To begin, your doctor will perform an ultrasound test in order to verify the baby’s gestational age and to determine the location of the placenta. The ultrasound will be used as a guide when taking the tissue sample, meaning that most practitioners perform CVS while watching the ultrasound monitor in real-time. What happens next depends on which type of chorionic villus sampling procedure is being performed:
For a transabdominal CVS procedure, you will be given a local anesthetic to numb your belly, and a needle will be inserted into your abdomen. The doctor will use the ultrasound images to guide the placement of the needle, which is attached to a syringe, through which a small sample of chorionic villus tissue will be taken.
Your doctor may recommend against transabdominal CVS if the placenta is positioned in such a way that the baby blocks access to it, but this is rare.
For a transcervical CVS procedure, a thin tube is inserted into the vagina and through the cervical opening guided toward the placenta by the ultrasound image. Your doctor may recommend that transcervical CVS not be performed if you have recently been experiencing vaginal bleeding, if the placenta is partially blocking the cervical canal, if you have a cervical infection, or in the case of certain sexually transmitted diseases.
After the procedure you may experience some light bleeding and/or cramping. The spotting can last from hours to days. Severe cramps or heavy bleeding is not normal, and your obstetrical care provider should be notified right away if this occurs.

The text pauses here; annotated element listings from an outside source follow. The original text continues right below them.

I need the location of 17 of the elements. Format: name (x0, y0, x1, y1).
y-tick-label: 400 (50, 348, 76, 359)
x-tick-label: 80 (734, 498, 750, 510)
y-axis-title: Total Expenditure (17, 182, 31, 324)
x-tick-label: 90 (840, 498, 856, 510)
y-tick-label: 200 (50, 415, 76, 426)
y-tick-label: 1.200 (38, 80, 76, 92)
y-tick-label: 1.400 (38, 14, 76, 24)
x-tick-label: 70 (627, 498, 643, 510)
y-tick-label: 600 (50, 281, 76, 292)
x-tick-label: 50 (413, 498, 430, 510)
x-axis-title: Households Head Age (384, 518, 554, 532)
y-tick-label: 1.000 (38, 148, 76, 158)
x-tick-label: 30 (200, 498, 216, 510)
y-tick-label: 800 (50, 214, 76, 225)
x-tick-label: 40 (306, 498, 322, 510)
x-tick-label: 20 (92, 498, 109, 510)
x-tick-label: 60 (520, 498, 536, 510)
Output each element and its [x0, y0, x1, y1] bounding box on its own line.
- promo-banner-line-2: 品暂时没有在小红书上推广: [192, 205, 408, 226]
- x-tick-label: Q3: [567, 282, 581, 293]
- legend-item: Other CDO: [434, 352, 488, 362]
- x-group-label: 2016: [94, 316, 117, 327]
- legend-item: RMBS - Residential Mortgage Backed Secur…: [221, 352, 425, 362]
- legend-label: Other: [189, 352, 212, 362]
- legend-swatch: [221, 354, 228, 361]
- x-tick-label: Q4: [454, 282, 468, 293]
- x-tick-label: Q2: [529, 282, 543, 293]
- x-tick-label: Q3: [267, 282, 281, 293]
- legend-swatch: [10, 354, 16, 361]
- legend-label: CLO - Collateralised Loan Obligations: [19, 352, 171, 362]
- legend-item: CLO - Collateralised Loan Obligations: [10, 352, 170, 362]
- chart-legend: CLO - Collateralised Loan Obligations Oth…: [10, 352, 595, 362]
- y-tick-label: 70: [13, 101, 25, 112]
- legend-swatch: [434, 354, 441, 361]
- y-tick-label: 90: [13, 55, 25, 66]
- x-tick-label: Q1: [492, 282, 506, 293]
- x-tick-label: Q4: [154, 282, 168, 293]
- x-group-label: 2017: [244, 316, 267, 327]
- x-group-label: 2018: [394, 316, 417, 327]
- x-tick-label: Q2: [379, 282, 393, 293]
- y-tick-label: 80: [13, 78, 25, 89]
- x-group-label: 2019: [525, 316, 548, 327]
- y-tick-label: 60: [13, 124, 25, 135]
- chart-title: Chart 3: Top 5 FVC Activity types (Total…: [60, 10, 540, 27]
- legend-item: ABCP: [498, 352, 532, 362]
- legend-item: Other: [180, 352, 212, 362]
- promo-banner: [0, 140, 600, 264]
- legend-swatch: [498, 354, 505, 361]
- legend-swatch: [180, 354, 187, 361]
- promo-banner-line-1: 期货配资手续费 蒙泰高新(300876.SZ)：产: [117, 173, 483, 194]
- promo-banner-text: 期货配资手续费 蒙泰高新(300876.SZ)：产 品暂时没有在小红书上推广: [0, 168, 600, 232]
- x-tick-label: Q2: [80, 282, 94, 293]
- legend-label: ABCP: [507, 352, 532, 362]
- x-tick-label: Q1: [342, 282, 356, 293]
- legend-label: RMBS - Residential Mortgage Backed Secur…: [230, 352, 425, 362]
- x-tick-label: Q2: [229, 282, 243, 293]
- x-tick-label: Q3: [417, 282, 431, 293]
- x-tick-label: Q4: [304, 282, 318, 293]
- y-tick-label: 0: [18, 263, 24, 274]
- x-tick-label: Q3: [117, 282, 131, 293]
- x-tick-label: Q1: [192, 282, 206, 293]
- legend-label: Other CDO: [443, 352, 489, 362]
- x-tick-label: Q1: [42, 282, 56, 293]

Risks of Chorionic Villus Sampling
As with almost any medical procedure, there are risks associated with chorionic villus sampling. The most serious of these risks is the possibility of miscarriage, which occurs approximately 1 percent of the time (the risk of miscarriage is slightly higher with transcervical CVS). And of course, as with any medical procedure, there is always the risk, however slight, of infection.
It is also possible that an amniotic fluid leak may develop following chorionic villus sampling. Luckily most fluid leaks stop on their own, and the fluid re-accumulates. If membrane rupture occurs at this early stage of the pregnancy, however, the risk of infection is high enough that termination of the pregnancy might be advised.

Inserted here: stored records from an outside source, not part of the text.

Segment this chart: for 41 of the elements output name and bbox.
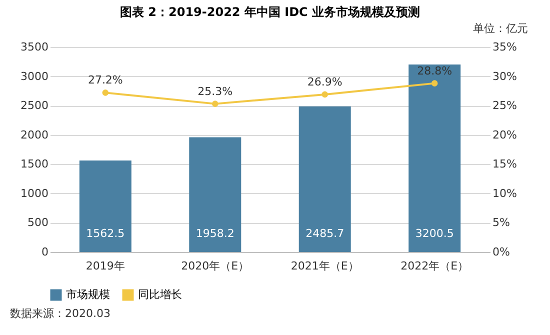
text: 单位：亿元 — [473, 22, 528, 35]
x-tick-label: 2020年（E） — [181, 260, 250, 272]
bar — [189, 137, 242, 252]
x-tick-label: 2019年 — [86, 260, 125, 272]
y-tick-label: 500 — [28, 216, 48, 230]
y-tick-label: 2500 — [20, 99, 48, 112]
y-tick-label: 1500 — [20, 158, 48, 171]
data-label: 1562.5 — [86, 226, 125, 240]
data-label: 26.9% — [307, 75, 342, 88]
point — [322, 91, 328, 98]
y2-tick-label: 30% — [492, 70, 517, 83]
data-label: 27.2% — [88, 74, 123, 87]
point — [431, 80, 438, 86]
bar — [79, 160, 132, 252]
y-tick-label: 1000 — [20, 186, 48, 200]
y2-tick-label: 15% — [492, 158, 517, 171]
bar — [408, 64, 461, 252]
data-label: 3200.5 — [415, 226, 454, 240]
point — [212, 100, 218, 107]
data-label: 2485.7 — [306, 226, 344, 240]
legend-label: 同比增长 — [138, 288, 182, 301]
y-tick-label: 3500 — [20, 40, 48, 54]
y2-tick-label: 10% — [492, 186, 517, 200]
y2-tick-label: 5% — [492, 216, 510, 230]
data-label: 28.8% — [417, 64, 452, 78]
legend-label: 市场规模 — [66, 288, 110, 301]
data-label: 1958.2 — [196, 226, 234, 240]
y-tick-label: 0 — [42, 246, 48, 258]
data-label: 25.3% — [198, 84, 233, 98]
bar — [298, 106, 351, 252]
y2-tick-label: 0% — [492, 246, 510, 258]
y-tick-label: 2000 — [20, 128, 48, 142]
y2-tick-label: 25% — [492, 99, 517, 112]
chart-title: 图表 2：2019-2022 年中国 IDC 业务市场规模及预测 — [120, 5, 420, 19]
y-tick-label: 3000 — [20, 70, 48, 83]
x-tick-label: 2022年（E） — [400, 260, 469, 272]
y2-tick-label: 20% — [492, 128, 517, 142]
y2-tick-label: 35% — [492, 40, 517, 54]
point — [102, 90, 109, 96]
source-note: 数据来源：2020.03 — [10, 307, 110, 320]
x-tick-label: 2021年（E） — [290, 260, 359, 272]
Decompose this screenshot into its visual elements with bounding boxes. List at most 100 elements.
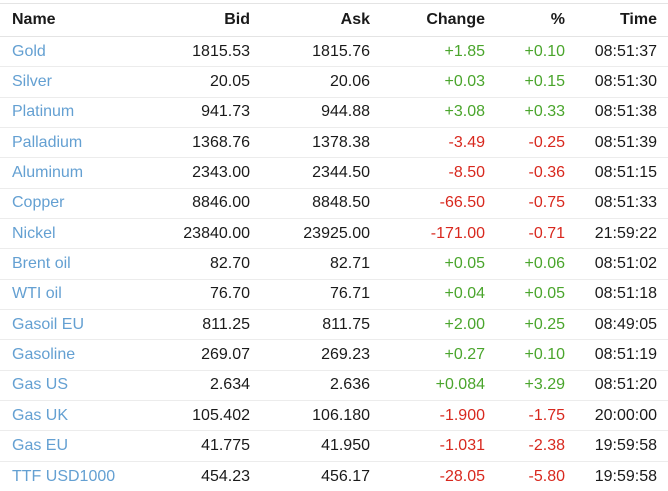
column-header-ask: Ask (261, 3, 381, 37)
quote-time: 08:51:02 (576, 248, 668, 280)
change-value: +0.05 (381, 248, 496, 280)
header-row: Name Bid Ask Change % Time (0, 3, 668, 37)
instrument-name-link[interactable]: Aluminum (0, 157, 130, 189)
ask-value: 106.180 (261, 399, 381, 431)
ask-value: 23925.00 (261, 217, 381, 249)
bid-value: 105.402 (130, 399, 261, 431)
instrument-name-link[interactable]: Gas US (0, 369, 130, 401)
quote-time: 08:51:19 (576, 339, 668, 371)
quote-time: 08:51:38 (576, 96, 668, 128)
ask-value: 1815.76 (312, 42, 370, 60)
change-value: -8.50 (381, 157, 496, 189)
table-row[interactable]: WTI oil 76.70 76.71 +0.04 +0.05 08:51:18 (0, 278, 668, 310)
percent-change-value: +0.25 (496, 308, 576, 340)
change-value: -66.50 (381, 187, 496, 219)
table-row[interactable]: Gold 1815.53 1815.76 +1.85 +0.10 08:51:3… (0, 37, 668, 67)
instrument-name-link[interactable]: Gold (12, 42, 46, 60)
instrument-name-link[interactable]: Gasoil EU (0, 308, 130, 340)
bid-value: 811.25 (130, 308, 261, 340)
instrument-name-link[interactable]: Copper (0, 187, 130, 219)
change-value: +0.03 (381, 66, 496, 98)
quotes-table-body: Gold 1815.53 1815.76 +1.85 +0.10 08:51:3… (0, 37, 668, 491)
percent-change-value: +3.29 (496, 369, 576, 401)
quote-time: 08:51:15 (576, 157, 668, 189)
instrument-name-link[interactable]: Silver (0, 66, 130, 98)
table-row[interactable]: Silver 20.05 20.06 +0.03 +0.15 08:51:30 (0, 66, 668, 98)
table-row[interactable]: Gas UK 105.402 106.180 -1.900 -1.75 20:0… (0, 399, 668, 431)
instrument-name-link[interactable]: WTI oil (0, 278, 130, 310)
ask-value: 76.71 (261, 278, 381, 310)
percent-change-value: +0.10 (496, 339, 576, 371)
quote-time: 19:59:58 (576, 430, 668, 462)
change-value: +3.08 (381, 96, 496, 128)
column-header-name: Name (0, 3, 130, 37)
commodities-quotes-widget: Name Bid Ask Change % Time Gold 1815.53 … (0, 3, 668, 491)
instrument-name-link[interactable]: Gasoline (0, 339, 130, 371)
instrument-name-link[interactable]: Palladium (0, 126, 130, 158)
column-header-pct: % (496, 3, 576, 37)
instrument-name-link[interactable]: Nickel (0, 217, 130, 249)
quote-time: 08:51:18 (576, 278, 668, 310)
bid-value: 2.634 (130, 369, 261, 401)
percent-change-value: -2.38 (496, 430, 576, 462)
instrument-name-link[interactable]: Gas UK (0, 399, 130, 431)
ask-value: 1378.38 (261, 126, 381, 158)
quote-time: 19:59:58 (576, 460, 668, 491)
percent-change-value: -0.71 (496, 217, 576, 249)
quote-time: 20:00:00 (576, 399, 668, 431)
ask-value: 2344.50 (261, 157, 381, 189)
quote-time: 08:51:30 (576, 66, 668, 98)
quote-time: 08:51:33 (576, 187, 668, 219)
table-row[interactable]: Aluminum 2343.00 2344.50 -8.50 -0.36 08:… (0, 157, 668, 189)
change-value: +2.00 (381, 308, 496, 340)
percent-change-value: -0.36 (496, 157, 576, 189)
table-row[interactable]: Palladium 1368.76 1378.38 -3.49 -0.25 08… (0, 126, 668, 158)
quote-time: 08:51:37 (594, 42, 657, 60)
table-row[interactable]: Gasoline 269.07 269.23 +0.27 +0.10 08:51… (0, 339, 668, 371)
bid-value: 941.73 (130, 96, 261, 128)
change-value: +0.04 (381, 278, 496, 310)
instrument-name-link[interactable]: Platinum (0, 96, 130, 128)
column-header-time: Time (576, 3, 668, 37)
ask-value: 82.71 (261, 248, 381, 280)
percent-change-value: -5.80 (496, 460, 576, 491)
bid-value: 8846.00 (130, 187, 261, 219)
percent-change-value: +0.06 (496, 248, 576, 280)
ask-value: 41.950 (261, 430, 381, 462)
ask-value: 944.88 (261, 96, 381, 128)
change-value: -1.031 (381, 430, 496, 462)
percent-change-value: -0.75 (496, 187, 576, 219)
ask-value: 20.06 (261, 66, 381, 98)
ask-value: 811.75 (261, 308, 381, 340)
table-row[interactable]: Gasoil EU 811.25 811.75 +2.00 +0.25 08:4… (0, 308, 668, 340)
quote-time: 21:59:22 (576, 217, 668, 249)
table-row[interactable]: Gas EU 41.775 41.950 -1.031 -2.38 19:59:… (0, 430, 668, 462)
instrument-name-link[interactable]: Gas EU (0, 430, 130, 462)
instrument-name-link[interactable]: Brent oil (0, 248, 130, 280)
quotes-table: Name Bid Ask Change % Time Gold 1815.53 … (0, 3, 668, 491)
percent-change-value: +0.05 (496, 278, 576, 310)
column-header-change: Change (381, 3, 496, 37)
table-row[interactable]: Gas US 2.634 2.636 +0.084 +3.29 08:51:20 (0, 369, 668, 401)
table-row[interactable]: Copper 8846.00 8848.50 -66.50 -0.75 08:5… (0, 187, 668, 219)
quotes-table-header: Name Bid Ask Change % Time (0, 3, 668, 37)
ask-value: 8848.50 (261, 187, 381, 219)
bid-value: 20.05 (130, 66, 261, 98)
ask-value: 456.17 (261, 460, 381, 491)
change-value: -3.49 (381, 126, 496, 158)
table-row[interactable]: Nickel 23840.00 23925.00 -171.00 -0.71 2… (0, 217, 668, 249)
ask-value: 2.636 (261, 369, 381, 401)
instrument-name-link[interactable]: TTF USD1000 (0, 460, 130, 491)
bid-value: 1368.76 (130, 126, 261, 158)
table-row[interactable]: Brent oil 82.70 82.71 +0.05 +0.06 08:51:… (0, 248, 668, 280)
bid-value: 269.07 (130, 339, 261, 371)
quote-time: 08:49:05 (576, 308, 668, 340)
bid-value: 82.70 (130, 248, 261, 280)
table-row[interactable]: TTF USD1000 454.23 456.17 -28.05 -5.80 1… (0, 460, 668, 491)
table-row[interactable]: Platinum 941.73 944.88 +3.08 +0.33 08:51… (0, 96, 668, 128)
percent-change-value: +0.15 (496, 66, 576, 98)
change-value: +1.85 (444, 42, 485, 60)
bid-value: 2343.00 (130, 157, 261, 189)
quote-time: 08:51:39 (576, 126, 668, 158)
bid-value: 41.775 (130, 430, 261, 462)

If your blood is Rh-negative and the baby’s father has Rh-positive blood, there is a possibility that you may become Rh sensitized during the course of the test, which puts you and your baby at risk for a condition known as Rh disease, which causes your immune system to attack your baby. The standard management for these situations is to administer Rhogam (anti Rh D antibody) to the mother to prevent this from taking place.
Is CVS Reliable?
Chorionic villus sampling is considered to be a very reliable test, but there is approximately a 1% chance of false positive results. One reason is that certain genetic conditions may exist in the placenta but not in the fetus itself, such as mosaicism of the DNA. This might require an amniocentesis at week 16–17 for confirmation.
Alternatives to Chorionic Villus Sampling—NIPT
NIPT—non-invasive prenatal testing—is frequently employed as an alternative to CVS. This is a blood test done on the pregnant woman that is able to analyze fetal DNA present in the mother’s bloodstream. The best aspect of this test is that it is “non-invasive,” meaning that there is no risk to the fetus.
When considering CVS for screening, many experts suggest having NIPT done instead. However, any positive NIPT result will likely prompt your doctor to recommend chorionic villus sampling (or amniocentesis, if it is later in the pregnancy).